Eduardo Parra - Europa Press
MADRID 25 fev. (EUROPA PRESS) -
A Federação de Associações para a Defesa da Saúde Pública (FADSP) demonstrou seu apoio ao Plano de Ação de Saúde Mental 2025-2027, apresentado no Conselho Interterritorial, lamentando que "no final não pôde ir adiante devido à oposição das comunidades autônomas governadas pelo PP", que considera uma "clara demonstração de oportunismo político".
Nesse sentido, a FADSP destaca que esse Plano foi o resultado de um processo de consenso com a participação de 30 sociedades científicas, associações profissionais, pacientes e agentes da sociedade civil, bem como pessoal técnico de todas as comunidades autônomas, por meio do trabalho dos comitês institucionais e técnicos do Ministério da Saúde.

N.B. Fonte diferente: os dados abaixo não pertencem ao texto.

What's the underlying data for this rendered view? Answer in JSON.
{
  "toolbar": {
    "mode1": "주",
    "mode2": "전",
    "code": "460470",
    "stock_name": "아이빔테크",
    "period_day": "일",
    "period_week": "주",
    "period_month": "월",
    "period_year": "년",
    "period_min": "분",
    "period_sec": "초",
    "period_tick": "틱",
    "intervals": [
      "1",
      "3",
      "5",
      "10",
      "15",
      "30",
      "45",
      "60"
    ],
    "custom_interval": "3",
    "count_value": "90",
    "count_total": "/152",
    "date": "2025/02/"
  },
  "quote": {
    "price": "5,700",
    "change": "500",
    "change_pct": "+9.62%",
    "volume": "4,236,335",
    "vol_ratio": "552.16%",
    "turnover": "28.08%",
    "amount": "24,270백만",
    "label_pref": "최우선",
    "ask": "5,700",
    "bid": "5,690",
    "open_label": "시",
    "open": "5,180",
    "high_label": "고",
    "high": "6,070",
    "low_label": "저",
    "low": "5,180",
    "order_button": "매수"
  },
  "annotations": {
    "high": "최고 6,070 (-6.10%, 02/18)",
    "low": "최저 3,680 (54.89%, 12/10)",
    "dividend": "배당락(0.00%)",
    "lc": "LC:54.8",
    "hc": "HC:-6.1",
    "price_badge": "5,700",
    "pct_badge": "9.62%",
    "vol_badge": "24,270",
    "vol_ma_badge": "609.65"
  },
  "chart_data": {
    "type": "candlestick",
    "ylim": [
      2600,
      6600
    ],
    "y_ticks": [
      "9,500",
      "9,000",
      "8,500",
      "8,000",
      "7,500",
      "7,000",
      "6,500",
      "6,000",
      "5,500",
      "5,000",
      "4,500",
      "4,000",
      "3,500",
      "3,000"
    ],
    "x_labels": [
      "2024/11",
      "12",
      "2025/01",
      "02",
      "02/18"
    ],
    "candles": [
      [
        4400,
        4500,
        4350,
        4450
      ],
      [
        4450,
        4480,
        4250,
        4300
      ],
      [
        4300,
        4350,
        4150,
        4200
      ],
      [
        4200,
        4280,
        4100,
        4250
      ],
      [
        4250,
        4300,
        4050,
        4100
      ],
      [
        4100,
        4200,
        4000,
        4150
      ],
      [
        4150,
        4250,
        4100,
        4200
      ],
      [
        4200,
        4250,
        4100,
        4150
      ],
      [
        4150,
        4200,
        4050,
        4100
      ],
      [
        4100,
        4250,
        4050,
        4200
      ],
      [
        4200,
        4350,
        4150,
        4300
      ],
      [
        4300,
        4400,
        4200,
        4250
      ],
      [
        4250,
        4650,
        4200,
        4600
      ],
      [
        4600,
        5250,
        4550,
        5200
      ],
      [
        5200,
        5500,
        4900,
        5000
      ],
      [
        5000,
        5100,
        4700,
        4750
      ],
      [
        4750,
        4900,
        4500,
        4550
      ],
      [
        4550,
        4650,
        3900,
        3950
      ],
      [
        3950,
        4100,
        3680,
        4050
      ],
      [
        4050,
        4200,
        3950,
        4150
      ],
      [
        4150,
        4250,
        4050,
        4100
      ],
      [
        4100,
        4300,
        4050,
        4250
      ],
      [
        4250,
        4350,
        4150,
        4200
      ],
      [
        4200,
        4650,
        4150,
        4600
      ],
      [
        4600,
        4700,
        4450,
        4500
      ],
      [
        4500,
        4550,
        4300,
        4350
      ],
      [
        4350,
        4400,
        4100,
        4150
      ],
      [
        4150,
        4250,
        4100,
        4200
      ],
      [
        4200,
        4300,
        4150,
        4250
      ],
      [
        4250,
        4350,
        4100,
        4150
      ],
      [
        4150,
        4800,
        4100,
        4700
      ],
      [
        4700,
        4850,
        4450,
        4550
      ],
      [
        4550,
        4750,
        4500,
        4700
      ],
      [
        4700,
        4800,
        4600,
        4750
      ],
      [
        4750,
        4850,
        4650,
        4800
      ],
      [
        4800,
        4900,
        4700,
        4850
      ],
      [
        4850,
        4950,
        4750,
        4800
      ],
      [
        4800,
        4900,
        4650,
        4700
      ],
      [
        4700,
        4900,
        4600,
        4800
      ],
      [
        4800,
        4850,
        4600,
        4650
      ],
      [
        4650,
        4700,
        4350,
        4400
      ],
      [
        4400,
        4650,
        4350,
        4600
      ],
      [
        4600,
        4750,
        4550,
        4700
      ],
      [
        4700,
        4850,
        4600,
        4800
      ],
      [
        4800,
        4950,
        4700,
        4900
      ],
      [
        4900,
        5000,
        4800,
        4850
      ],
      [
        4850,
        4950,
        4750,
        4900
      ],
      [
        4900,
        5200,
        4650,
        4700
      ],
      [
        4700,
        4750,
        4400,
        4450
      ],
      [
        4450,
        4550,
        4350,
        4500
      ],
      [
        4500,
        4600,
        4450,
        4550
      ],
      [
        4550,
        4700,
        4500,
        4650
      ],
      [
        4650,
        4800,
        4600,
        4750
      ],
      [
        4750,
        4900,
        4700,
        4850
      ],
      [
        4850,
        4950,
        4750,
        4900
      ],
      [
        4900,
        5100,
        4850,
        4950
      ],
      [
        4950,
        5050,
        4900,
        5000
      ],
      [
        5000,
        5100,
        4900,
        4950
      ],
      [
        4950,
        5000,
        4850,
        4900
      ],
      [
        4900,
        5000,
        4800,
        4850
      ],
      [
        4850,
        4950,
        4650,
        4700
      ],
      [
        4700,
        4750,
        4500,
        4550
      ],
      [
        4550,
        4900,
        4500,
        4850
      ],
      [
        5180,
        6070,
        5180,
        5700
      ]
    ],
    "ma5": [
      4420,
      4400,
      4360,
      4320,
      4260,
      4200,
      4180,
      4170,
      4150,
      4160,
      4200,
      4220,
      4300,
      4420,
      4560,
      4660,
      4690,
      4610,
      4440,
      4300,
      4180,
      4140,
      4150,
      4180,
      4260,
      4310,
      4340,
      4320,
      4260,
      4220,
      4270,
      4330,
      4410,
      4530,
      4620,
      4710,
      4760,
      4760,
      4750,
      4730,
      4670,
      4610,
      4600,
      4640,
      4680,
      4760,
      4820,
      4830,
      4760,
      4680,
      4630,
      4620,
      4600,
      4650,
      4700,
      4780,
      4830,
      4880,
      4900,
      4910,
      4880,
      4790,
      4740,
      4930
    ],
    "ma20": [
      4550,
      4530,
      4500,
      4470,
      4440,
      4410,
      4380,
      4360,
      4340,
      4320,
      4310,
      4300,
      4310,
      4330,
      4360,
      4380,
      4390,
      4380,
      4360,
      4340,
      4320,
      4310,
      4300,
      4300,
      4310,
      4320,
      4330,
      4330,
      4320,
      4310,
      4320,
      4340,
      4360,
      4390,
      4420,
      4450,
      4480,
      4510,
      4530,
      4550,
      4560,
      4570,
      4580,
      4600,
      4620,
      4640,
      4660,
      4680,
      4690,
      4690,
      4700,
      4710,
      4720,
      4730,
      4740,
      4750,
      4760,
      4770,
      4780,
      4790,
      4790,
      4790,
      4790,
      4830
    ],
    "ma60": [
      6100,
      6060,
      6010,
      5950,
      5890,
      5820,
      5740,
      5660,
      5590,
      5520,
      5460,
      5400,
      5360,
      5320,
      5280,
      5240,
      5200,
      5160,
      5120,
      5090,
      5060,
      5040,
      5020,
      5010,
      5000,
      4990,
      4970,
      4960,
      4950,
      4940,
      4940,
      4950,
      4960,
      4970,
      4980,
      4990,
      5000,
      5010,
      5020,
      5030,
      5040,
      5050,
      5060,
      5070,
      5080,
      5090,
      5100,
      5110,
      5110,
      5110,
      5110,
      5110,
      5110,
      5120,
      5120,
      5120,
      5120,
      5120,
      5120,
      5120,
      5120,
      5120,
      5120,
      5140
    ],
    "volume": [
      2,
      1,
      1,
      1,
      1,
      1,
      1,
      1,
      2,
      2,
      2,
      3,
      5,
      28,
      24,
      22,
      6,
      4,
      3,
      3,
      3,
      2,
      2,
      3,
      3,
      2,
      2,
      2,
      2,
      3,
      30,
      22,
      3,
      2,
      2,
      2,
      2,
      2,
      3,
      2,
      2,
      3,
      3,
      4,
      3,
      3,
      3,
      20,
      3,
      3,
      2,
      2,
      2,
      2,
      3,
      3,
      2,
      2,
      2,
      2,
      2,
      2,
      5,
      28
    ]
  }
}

Assim, lembra que a maioria das sociedades de psiquiatria e psicologia apoia o Plano de Saúde Mental e "condena o fato de que o confronto político no Conselho Interterritorial buscado pelo PP o tenha dinamitado, prejudicando pacientes, famílias e profissionais".
Por isso, destaca que esse Plano "tem o respaldo" da maioria dos profissionais e associações do setor e assinala que somente a SEPSM (Sociedade Espanhola de Psiquiatria e Saúde Mental) se desvinculou "tardiamente" do Plano. "E com argumentos pouco sólidos, como a falsidade de que reduz o número de profissionais e que a redução do abuso de drogas psicotrópicas estigmatiza", acrescentou.
Sobre esse ponto, ele ressalta que o Plano de Ação de Saúde Mental 2025-2027 estabelece oito linhas estratégicas fundamentais para a melhoria do atendimento na comunidade. "Ele aborda o aumento do número de profissionais, com ênfase especial em psicologia clínica, psiquiatria infantil e adolescente e enfermagem em saúde mental", ressalta.
Ele destaca ainda que o Plano enfatiza a promoção da saúde mental comunitária, a busca de alternativas à hospitalização diante de crises psicopatológicas, a melhoria do atendimento aos grupos mais vulneráveis, o fortalecimento dos direitos dos usuários e de suas famílias, bem como a criação de sistemas de monitoramento e coleta de informações.
Além disso, reconhece que o Plano também avança no campo da saúde mental relacionada às condições de trabalho e aborda a questão da desprescrição, que é de importância crucial, dado o consumo excessivo de drogas psicotrópicas na população.
Portanto, insta o órgão competente a reconsiderar sua posição, pois considera o Plano "um avanço para a saúde mental dentro do Sistema Nacional de Saúde".